You do not take a person who, for years, has been hobbled by chains and liberate him, bring him up to the starting line of a race and then say, "you are free to compete with all the others," and still justly believe that you have been completely fair.

While I understand the reasons behind the state Board of Education’s directive to set student progress goals by race, I respectfully disagree on the grounds that this new policy directly contradicts the goals that we have planned for real accountability in schools.

All along, teacher and parent organizations chafed at the punitive approach that our state’s leaders have taken with what was supposed to be standardized testing to diagnose the ills that are harming our students. All along, teacher and parent organizations pleaded with the state to take into account the factors that negatively affect our public schools.

Our problem is not racial, our problem is poverty. We miss the point when we believe that an African-American student in a relatively prosperous ZIP code needs to be given a pass in meeting the standards. I would point out that students, regardless of race or ethnic group are struggling because they happen to come from disadvantaged backgrounds.

Look at the neighborhood schools with high percentages of students who are on free and reduced lunches. The data will point out that failure knows no color. Socioeconomic status is what really dictates how students will perform on standardized tests.

While it is easy for us to change the rubric for student success to yield better numbers, the real work at hand is for us to change the circumstances that hobble our young people.

Regardless of our ideology, we all continue to fight a losing war on poverty that can only be addressed in ensuring that all citizens prosper with better jobs, better wages and better quality of life.

This, of course, is not going to be easy because we have been fighting a recession that seems to be as endless as the number of students who are dropping out of school and being lost to the criminal justice system or the welfare state.

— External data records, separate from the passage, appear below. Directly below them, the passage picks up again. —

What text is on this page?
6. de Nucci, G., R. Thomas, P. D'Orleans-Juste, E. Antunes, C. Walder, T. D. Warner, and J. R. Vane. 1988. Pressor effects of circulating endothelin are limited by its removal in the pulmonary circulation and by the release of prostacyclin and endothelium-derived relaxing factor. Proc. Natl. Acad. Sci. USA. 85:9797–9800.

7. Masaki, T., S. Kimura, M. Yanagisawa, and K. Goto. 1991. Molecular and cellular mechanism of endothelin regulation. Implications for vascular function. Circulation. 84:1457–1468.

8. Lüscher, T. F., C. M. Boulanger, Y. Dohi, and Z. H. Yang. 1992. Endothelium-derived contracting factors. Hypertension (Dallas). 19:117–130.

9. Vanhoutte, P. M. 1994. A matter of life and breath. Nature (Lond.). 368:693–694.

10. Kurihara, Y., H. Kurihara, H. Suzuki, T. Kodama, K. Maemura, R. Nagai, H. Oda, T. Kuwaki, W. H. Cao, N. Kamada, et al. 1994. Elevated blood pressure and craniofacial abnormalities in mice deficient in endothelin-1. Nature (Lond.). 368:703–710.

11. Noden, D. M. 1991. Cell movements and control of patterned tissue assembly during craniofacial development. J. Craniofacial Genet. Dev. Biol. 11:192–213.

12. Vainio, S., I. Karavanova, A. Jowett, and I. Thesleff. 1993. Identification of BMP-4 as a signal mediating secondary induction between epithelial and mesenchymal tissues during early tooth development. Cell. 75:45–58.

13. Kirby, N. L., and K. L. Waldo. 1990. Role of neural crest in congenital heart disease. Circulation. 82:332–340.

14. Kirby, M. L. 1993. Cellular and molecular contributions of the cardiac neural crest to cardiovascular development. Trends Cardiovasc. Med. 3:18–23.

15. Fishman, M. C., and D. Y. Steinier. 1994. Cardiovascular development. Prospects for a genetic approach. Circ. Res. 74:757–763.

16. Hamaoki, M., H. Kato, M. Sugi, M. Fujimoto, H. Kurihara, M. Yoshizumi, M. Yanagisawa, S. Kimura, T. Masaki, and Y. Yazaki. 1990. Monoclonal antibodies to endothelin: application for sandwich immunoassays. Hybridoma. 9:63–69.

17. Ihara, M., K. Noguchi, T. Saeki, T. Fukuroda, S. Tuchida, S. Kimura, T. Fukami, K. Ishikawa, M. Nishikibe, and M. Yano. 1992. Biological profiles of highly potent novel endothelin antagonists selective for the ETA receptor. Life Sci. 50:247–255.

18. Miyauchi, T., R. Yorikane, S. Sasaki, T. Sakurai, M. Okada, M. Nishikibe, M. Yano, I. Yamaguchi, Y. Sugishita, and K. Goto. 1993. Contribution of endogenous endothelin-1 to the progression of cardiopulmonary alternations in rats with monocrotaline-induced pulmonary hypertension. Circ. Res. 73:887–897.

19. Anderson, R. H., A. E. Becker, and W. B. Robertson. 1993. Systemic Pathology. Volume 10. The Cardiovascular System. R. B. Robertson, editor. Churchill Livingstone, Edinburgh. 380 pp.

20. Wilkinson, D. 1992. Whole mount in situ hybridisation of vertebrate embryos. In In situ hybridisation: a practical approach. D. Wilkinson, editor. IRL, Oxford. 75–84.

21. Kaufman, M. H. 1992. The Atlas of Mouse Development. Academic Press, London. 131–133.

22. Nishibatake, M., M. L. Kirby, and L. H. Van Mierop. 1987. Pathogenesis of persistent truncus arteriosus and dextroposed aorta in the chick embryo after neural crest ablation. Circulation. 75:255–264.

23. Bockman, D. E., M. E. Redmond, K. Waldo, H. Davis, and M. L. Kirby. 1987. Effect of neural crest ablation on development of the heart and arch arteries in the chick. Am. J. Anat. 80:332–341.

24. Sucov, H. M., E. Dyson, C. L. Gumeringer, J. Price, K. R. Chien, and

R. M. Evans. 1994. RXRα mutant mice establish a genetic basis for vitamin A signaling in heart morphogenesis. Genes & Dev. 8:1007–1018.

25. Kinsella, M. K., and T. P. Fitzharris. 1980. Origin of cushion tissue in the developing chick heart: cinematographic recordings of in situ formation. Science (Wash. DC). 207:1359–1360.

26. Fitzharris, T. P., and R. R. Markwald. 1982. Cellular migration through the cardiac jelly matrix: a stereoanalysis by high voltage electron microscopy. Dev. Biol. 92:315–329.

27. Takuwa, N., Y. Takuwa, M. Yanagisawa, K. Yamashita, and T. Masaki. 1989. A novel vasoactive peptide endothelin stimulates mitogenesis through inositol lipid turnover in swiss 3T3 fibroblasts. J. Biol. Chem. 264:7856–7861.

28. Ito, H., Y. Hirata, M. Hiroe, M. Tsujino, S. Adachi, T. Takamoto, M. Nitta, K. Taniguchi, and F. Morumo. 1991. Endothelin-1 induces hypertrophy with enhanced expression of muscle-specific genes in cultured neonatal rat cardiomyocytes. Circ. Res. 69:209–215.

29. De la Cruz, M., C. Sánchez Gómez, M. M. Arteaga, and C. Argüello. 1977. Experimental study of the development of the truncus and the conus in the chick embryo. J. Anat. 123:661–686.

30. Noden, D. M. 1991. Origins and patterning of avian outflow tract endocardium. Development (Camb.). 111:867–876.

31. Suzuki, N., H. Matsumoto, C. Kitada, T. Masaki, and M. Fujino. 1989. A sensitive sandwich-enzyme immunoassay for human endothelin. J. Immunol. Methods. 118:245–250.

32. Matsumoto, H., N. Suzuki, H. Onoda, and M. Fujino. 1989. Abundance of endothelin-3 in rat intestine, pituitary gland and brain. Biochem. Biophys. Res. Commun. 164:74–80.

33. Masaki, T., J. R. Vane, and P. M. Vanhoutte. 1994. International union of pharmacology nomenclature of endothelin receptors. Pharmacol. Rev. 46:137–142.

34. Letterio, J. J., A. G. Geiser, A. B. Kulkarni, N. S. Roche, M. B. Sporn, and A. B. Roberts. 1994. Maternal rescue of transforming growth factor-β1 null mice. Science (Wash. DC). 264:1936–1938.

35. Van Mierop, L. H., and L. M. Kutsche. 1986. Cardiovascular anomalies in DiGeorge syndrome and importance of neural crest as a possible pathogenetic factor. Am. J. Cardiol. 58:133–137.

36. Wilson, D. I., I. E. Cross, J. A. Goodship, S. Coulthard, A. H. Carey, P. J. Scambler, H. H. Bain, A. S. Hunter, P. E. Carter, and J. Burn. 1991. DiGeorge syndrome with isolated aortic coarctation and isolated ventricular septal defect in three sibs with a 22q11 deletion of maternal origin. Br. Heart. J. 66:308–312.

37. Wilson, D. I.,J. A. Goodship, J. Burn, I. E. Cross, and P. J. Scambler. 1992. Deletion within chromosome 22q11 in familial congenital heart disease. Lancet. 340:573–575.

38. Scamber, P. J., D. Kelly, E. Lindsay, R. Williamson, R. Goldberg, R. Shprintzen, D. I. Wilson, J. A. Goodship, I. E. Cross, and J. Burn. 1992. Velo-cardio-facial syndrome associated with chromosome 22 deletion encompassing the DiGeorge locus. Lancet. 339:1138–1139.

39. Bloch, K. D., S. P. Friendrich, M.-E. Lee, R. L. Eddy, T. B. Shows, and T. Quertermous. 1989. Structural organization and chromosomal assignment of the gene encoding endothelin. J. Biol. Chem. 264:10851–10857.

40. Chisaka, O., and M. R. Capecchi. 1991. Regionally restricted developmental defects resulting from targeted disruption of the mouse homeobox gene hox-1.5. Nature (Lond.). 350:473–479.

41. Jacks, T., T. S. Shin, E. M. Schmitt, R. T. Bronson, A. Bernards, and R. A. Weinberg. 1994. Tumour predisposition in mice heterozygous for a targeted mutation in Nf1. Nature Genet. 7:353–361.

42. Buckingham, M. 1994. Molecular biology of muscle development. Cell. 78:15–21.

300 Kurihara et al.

The beginning of the real solutions is for our state’s leadership to finally listen to the people and to finally set aside petty partisan grievances and games to afford all Floridians a chance to work together for better schools that work for all.

The obvious answer, say many, it to divert more public funds to charter, private and parochial schools. This neglects the fact that we still have to operate public schools as our state constitution mandates in accordance with a paramount duty to do right by our students.

We are right to decry efforts to water down standards for minorities for the sake of moving children of color along. We are right to question Affirmative Action programs that ask more from white and Asian children simply because of the color of their skin.

What frustrates me about this issue is that this is a bed that we have made and now we are being forced to sleep in. What frustrates me is that we are tacking the same problems that we were warned about when FCAT turned from a helpful tool to a cudgel with which to assault educators who toil daily to meet the needs of all children.

The right thing for us to do now is to stop and repair this dysfunctional system that begins not in the classroom but in the pocketbooks that deprive many of our young people of an equal chance to succeed and in the economic policy that can put more people to work.

John Louis Meeks, Jr. currently resides in Jacksonville, Florida where he teaches social studies at Mayport Middle School. He is a 1998 graduate of the University of North Florida and a veteran of the United States Air Force.